His musical abilities were obvious even as a young child. Milanés began participating in and frequently winning singing competitions on local TV and radio stations when he was six years old. He later attended the Conservatorio Municipal in Havana.
Despite receiving professional training, he frequently cited the local bohemian musicians as an influence on his early career.
The government of Fidel Castro initially attacked Milanés even though he backed the Cuban revolution of 1959 and cracked down on “alternative” culture.
The musician was allegedly persecuted for sporting an afro, and in 1965 he was transferred to a forced labor camp for farmers because he liked foreign music.
He eventually managed to flee and condemned the camps. His passion for the revolution was unaffected by the experiences, and he started fusing politics into his music.
He co-founded the nuevo Trova movement, which was intended to modernize traditional Cuban folk music for the modern, post-revolutionary society, working with performers like Silvio Rodriguez and Noel Nicola, and was supported by Castro’s government.
Rodriguez and Milanés, who worked closely together in 1987, were described as “as much a symbol of Cuba and its revolution as Fidel Castro and his beard” by the New York Times, external.
At a 1984 reception honoring the artists, Fidel Castro was quoted as saying, “The success of Silvio and Pablo is the success of the Revolution.”
The iconic Latin American love song Yolanda was written by Milanés in 1970 as an homage to his then-girlfriend Yolanda Benet, who had recently given birth to Lynn.
The song, an everlasting favorite, the musician claimed, outshone even his celebrity.
“Yolanda has had a huge impact on my career. She has been more persistent than I would have liked, stronger than me, and unpredictable compared to me.
Therefore, in my opinion, the product itself goes beyond the artist’s original aims.
Yo No Te Pido, Los Aos Mozos, and Cuba Va are some of his other well-known songs. He has won numerous Latin Grammys, including a lifetime achievement award in 2015.

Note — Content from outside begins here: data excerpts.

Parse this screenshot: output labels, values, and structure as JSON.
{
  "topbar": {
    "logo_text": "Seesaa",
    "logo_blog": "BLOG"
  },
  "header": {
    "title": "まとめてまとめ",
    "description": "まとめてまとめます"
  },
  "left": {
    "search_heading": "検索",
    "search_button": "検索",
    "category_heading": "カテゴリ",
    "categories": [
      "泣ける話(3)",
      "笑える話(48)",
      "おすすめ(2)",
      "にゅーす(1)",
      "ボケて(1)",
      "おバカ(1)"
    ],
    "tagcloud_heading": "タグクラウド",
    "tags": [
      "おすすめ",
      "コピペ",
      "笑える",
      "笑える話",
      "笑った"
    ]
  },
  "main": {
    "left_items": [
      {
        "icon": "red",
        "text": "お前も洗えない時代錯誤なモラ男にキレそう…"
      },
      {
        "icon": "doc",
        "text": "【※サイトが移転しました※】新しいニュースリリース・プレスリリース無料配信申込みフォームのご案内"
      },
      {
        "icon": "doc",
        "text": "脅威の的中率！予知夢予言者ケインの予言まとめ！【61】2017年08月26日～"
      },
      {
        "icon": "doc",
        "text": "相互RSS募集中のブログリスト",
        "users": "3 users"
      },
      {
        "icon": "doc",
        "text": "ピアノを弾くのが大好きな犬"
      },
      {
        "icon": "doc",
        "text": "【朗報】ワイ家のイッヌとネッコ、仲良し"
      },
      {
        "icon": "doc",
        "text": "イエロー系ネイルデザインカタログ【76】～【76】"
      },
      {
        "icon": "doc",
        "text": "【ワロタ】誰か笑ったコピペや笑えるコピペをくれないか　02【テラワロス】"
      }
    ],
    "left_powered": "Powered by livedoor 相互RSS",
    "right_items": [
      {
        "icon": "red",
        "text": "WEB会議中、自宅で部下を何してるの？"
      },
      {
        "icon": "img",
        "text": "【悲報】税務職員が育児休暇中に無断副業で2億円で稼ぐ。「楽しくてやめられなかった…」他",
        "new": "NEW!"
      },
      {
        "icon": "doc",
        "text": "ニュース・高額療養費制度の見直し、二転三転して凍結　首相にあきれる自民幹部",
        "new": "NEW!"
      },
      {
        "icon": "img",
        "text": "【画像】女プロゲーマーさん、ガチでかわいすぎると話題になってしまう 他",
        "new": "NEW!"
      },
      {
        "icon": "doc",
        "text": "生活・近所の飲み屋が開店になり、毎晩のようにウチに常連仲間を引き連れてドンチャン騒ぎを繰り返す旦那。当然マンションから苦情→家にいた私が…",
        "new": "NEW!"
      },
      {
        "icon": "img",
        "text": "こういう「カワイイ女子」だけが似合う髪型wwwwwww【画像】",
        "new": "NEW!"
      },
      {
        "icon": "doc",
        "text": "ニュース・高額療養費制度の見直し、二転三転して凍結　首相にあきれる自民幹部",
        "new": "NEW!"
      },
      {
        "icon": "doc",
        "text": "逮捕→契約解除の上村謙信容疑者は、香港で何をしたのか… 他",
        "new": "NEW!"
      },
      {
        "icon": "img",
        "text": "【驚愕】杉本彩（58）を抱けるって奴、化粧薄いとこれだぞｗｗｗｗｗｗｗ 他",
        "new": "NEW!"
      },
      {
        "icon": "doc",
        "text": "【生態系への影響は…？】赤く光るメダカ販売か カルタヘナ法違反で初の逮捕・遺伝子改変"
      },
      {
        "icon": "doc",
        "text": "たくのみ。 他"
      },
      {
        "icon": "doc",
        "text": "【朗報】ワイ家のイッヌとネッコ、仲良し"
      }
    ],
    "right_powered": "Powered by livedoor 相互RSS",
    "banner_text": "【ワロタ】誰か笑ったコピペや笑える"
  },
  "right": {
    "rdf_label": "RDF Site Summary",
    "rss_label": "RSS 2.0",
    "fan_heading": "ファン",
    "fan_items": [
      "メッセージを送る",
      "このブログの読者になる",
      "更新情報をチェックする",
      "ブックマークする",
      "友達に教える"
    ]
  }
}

Milanés was unpopular because of his unwavering loyalty to Castro, especially among exiled Cubans, but as he aged, he grew more skeptical of the Cuban revolution.
He supported a dissident on a hunger strike in 2010 who was calling for the release of political prisoners.
Additionally, Milanés endorsed a document called the Manifesto of Cuban Civil Society in 2021 in response to the island’s widespread protests, which demanded immediate social and economic reforms.
As he signed the paper, he remarked, “Our country, united, needs to make room for new voices and new ways of thinking, that are demanding new laws and new freedoms.”
He performed his final show in Havana in June 2022.